Я был обезоружен. Я осознал всю свою низость, понял, что я недостоин ее.
– О, будьте со мною терпеливы, – умолял я ее. – Я… Я сегодня сам не свой. – Я тяжело вздохнул и замолк, наблюдая за тем, как они отъезжали. И все-таки я их всех ненавидел; и больше всех я ненавидел этого изящного златокудрого кардинала-легата.
Он снова явился наутро, и мы узнали – в числе других новостей, которые он нам принес, – что он исполнил свою угрозу в отношении мессера Каро. Поэт находился на пути в Парму, к герцогу Пьерлуиджи, посланный туда кардиналом с важным поручением. Кроме того, он сказал, что собирается послать моего кузена в Перуджу, где нужна была сильная рука, поскольку в городе возникла угроза бунта.
Когда он уехал, мессер Фифанти позволил себе одно из своих язвительных замечаний.
– Он хочет избавиться от соперников, – сказал он, улыбаясь Джулиане своей холодной улыбкой. – Остается только одно: вскоре мы узнаем, что у герцога появилась настоятельная потребность и в моем присутствии тоже.
Он говорил об этом как о возможном обстоятельстве, однако с известным сарказмом, как говорят о вещах, слишком маловероятных для того, чтобы думать о них всерьез. Он еще вспомнит эти слова два дня спустя, когда именно это самое и случится.
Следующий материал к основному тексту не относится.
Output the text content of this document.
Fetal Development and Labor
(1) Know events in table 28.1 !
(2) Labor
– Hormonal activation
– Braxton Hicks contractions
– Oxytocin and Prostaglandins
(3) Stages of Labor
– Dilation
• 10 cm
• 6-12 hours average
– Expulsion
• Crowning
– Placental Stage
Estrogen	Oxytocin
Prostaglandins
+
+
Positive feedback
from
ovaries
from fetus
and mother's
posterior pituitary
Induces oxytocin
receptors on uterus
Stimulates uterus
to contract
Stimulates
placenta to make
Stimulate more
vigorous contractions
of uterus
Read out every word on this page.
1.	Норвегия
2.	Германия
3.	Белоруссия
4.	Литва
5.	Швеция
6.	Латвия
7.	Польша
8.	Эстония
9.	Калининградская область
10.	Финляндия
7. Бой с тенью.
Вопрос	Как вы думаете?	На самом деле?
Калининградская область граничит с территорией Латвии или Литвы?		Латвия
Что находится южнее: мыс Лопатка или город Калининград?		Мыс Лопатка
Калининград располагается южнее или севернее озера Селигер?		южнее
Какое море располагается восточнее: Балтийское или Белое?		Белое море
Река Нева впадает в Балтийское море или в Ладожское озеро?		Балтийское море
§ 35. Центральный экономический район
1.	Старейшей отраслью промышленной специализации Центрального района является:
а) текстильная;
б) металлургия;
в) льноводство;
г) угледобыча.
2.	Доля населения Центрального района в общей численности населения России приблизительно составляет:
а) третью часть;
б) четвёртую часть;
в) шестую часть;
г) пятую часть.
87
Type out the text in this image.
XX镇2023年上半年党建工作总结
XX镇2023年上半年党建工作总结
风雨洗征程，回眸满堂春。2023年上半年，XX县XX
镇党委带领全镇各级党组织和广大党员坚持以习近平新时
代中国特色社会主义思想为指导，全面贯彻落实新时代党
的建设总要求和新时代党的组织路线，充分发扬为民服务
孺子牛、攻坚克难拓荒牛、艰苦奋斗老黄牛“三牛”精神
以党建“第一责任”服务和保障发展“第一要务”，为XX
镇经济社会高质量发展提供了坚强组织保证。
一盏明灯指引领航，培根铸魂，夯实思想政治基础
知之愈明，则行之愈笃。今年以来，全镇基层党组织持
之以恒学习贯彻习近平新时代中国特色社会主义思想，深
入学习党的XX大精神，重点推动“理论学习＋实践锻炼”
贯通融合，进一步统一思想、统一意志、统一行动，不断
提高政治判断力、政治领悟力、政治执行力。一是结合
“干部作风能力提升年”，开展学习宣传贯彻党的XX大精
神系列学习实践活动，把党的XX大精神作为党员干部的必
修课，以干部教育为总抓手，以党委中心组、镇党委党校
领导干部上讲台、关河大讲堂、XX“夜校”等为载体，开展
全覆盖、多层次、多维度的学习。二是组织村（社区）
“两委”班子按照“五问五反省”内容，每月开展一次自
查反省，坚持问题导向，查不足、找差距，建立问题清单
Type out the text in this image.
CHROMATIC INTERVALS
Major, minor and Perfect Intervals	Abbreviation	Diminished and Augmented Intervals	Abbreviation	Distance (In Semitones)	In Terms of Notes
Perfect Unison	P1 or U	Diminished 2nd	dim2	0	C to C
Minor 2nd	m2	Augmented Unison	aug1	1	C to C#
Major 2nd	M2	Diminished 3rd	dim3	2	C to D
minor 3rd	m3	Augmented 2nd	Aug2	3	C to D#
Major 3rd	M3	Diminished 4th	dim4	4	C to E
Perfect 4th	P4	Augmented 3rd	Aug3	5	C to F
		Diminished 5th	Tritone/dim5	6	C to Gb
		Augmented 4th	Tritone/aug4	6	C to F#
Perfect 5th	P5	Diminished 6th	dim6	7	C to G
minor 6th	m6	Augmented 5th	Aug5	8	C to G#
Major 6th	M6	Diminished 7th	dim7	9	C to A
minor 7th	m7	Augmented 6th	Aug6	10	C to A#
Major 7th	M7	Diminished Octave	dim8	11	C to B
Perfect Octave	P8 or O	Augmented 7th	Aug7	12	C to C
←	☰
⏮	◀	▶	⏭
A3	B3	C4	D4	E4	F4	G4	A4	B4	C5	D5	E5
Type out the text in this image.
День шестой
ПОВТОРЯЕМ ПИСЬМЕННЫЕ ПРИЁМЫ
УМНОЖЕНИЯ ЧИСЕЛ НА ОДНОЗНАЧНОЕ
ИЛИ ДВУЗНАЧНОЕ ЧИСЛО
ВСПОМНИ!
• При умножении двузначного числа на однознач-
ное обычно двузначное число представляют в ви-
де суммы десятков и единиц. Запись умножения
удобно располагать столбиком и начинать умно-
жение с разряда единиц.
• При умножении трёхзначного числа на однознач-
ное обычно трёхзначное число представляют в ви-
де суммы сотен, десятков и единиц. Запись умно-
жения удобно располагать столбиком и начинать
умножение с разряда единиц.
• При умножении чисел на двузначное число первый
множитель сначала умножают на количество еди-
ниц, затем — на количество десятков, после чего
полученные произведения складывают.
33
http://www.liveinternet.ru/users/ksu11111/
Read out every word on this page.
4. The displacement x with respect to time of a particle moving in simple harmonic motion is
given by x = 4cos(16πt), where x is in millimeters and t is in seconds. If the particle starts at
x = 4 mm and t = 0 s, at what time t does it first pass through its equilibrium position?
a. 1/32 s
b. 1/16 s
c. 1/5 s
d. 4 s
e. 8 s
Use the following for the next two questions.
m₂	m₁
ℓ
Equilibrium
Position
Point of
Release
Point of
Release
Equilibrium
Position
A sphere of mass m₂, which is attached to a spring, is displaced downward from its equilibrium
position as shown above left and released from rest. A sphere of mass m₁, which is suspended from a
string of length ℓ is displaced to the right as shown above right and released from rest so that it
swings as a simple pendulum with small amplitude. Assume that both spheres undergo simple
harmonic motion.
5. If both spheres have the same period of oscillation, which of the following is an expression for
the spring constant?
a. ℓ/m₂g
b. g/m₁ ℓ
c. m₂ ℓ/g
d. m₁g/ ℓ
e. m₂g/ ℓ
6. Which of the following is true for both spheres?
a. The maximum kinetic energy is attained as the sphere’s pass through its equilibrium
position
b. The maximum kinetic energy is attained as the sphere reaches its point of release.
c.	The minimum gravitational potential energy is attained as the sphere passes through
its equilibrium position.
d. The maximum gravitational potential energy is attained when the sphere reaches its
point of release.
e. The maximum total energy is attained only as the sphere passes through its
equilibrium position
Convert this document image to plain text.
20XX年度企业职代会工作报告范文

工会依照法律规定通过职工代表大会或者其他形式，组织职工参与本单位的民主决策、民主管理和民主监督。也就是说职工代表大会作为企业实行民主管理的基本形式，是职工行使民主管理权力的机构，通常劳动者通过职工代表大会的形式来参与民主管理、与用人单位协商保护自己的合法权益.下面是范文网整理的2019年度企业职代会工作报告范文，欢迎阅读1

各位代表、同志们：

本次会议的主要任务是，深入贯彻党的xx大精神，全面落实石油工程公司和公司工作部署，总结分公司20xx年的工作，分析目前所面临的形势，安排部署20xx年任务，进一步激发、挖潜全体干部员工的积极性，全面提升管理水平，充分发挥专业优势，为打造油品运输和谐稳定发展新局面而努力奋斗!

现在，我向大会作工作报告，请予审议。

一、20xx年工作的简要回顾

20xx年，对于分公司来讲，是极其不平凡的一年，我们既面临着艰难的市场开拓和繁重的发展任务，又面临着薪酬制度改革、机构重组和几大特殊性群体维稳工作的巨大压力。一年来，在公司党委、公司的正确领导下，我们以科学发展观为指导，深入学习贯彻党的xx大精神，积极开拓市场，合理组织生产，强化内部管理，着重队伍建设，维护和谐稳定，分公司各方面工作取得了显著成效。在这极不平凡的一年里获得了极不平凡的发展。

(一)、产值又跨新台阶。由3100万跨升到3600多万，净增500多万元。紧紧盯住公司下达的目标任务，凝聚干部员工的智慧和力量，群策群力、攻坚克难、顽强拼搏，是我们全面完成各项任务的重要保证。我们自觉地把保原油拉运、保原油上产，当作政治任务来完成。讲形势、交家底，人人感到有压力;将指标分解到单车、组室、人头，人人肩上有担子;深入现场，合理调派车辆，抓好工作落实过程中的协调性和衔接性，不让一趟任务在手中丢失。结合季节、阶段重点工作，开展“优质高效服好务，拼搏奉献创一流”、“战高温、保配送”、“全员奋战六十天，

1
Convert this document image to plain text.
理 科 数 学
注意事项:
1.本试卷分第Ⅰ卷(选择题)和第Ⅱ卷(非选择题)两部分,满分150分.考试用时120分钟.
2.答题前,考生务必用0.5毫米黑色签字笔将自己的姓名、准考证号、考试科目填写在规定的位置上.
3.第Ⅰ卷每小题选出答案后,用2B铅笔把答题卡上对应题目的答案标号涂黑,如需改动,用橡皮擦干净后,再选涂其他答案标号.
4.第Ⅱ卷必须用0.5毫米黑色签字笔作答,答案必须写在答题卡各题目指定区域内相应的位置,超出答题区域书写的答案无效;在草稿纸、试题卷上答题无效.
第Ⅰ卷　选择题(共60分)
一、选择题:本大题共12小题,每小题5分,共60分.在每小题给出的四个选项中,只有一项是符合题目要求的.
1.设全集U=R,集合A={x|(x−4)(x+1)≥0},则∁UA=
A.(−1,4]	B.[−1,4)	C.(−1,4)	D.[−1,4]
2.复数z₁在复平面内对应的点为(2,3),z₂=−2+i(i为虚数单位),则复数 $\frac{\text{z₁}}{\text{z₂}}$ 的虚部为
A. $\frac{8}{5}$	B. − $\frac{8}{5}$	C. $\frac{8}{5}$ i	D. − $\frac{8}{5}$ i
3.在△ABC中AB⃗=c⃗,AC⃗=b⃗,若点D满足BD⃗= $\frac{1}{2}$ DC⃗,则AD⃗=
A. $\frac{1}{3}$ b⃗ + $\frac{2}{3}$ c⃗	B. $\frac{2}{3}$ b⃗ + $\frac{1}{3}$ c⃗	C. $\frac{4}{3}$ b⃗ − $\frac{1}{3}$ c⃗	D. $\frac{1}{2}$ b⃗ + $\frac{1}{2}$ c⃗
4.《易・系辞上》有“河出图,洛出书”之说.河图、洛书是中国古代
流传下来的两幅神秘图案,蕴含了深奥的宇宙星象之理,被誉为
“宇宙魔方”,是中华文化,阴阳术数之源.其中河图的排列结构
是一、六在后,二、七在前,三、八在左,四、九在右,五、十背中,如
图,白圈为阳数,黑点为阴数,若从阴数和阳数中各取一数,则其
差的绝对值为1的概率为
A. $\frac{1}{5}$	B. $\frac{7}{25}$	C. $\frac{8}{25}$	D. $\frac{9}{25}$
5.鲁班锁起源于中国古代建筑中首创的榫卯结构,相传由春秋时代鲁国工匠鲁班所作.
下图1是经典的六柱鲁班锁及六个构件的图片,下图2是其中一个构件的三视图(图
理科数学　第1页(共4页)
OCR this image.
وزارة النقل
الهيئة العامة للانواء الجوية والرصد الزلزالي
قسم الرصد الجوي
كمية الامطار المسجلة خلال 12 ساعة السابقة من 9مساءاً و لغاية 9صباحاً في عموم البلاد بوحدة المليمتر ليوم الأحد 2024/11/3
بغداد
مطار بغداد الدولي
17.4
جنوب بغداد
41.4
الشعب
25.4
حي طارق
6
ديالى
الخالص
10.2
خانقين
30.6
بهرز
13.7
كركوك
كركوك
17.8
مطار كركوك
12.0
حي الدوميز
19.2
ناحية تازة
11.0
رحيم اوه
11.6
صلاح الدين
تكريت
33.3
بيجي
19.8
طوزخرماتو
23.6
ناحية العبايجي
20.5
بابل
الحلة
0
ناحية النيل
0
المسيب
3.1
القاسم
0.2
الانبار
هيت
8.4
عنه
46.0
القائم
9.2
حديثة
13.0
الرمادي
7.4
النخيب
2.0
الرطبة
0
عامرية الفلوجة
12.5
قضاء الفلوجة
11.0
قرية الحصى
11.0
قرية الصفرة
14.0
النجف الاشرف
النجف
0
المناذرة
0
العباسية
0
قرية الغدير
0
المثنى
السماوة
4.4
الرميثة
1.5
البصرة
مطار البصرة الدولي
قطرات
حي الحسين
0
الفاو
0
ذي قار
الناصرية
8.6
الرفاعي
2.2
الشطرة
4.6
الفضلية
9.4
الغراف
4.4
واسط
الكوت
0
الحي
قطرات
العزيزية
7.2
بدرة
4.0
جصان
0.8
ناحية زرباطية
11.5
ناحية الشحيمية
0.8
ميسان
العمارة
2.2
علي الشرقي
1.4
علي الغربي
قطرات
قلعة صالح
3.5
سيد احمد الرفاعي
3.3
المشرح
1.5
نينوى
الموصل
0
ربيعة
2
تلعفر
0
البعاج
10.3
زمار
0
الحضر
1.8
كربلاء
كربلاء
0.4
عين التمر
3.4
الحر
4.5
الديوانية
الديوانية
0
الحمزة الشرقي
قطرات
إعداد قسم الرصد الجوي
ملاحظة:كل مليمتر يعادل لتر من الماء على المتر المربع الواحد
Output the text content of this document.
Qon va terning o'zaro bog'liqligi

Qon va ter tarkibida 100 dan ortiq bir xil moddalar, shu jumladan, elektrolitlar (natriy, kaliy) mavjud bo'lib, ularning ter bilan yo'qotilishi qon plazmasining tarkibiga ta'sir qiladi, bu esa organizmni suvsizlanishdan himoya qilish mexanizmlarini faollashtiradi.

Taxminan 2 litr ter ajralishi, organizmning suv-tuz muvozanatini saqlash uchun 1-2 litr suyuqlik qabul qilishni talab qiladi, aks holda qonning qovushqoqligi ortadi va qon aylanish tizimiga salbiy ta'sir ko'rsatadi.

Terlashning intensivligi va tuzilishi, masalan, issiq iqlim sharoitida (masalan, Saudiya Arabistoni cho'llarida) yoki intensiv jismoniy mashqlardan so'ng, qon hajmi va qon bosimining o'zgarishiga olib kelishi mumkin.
Мы сидели за завтраком, когда на него обрушился этот удар.
Под нашими окнами, которые стояли открытыми в это теплое сентябрьское утро, раздался цокот копыт, и вскоре старик Бузио доложил о прибытии офицера понтификальной57 службы с пергаментным свитком, обвязанным шелковым шнуром и запечатанным печатью с гербом Пьяченцы.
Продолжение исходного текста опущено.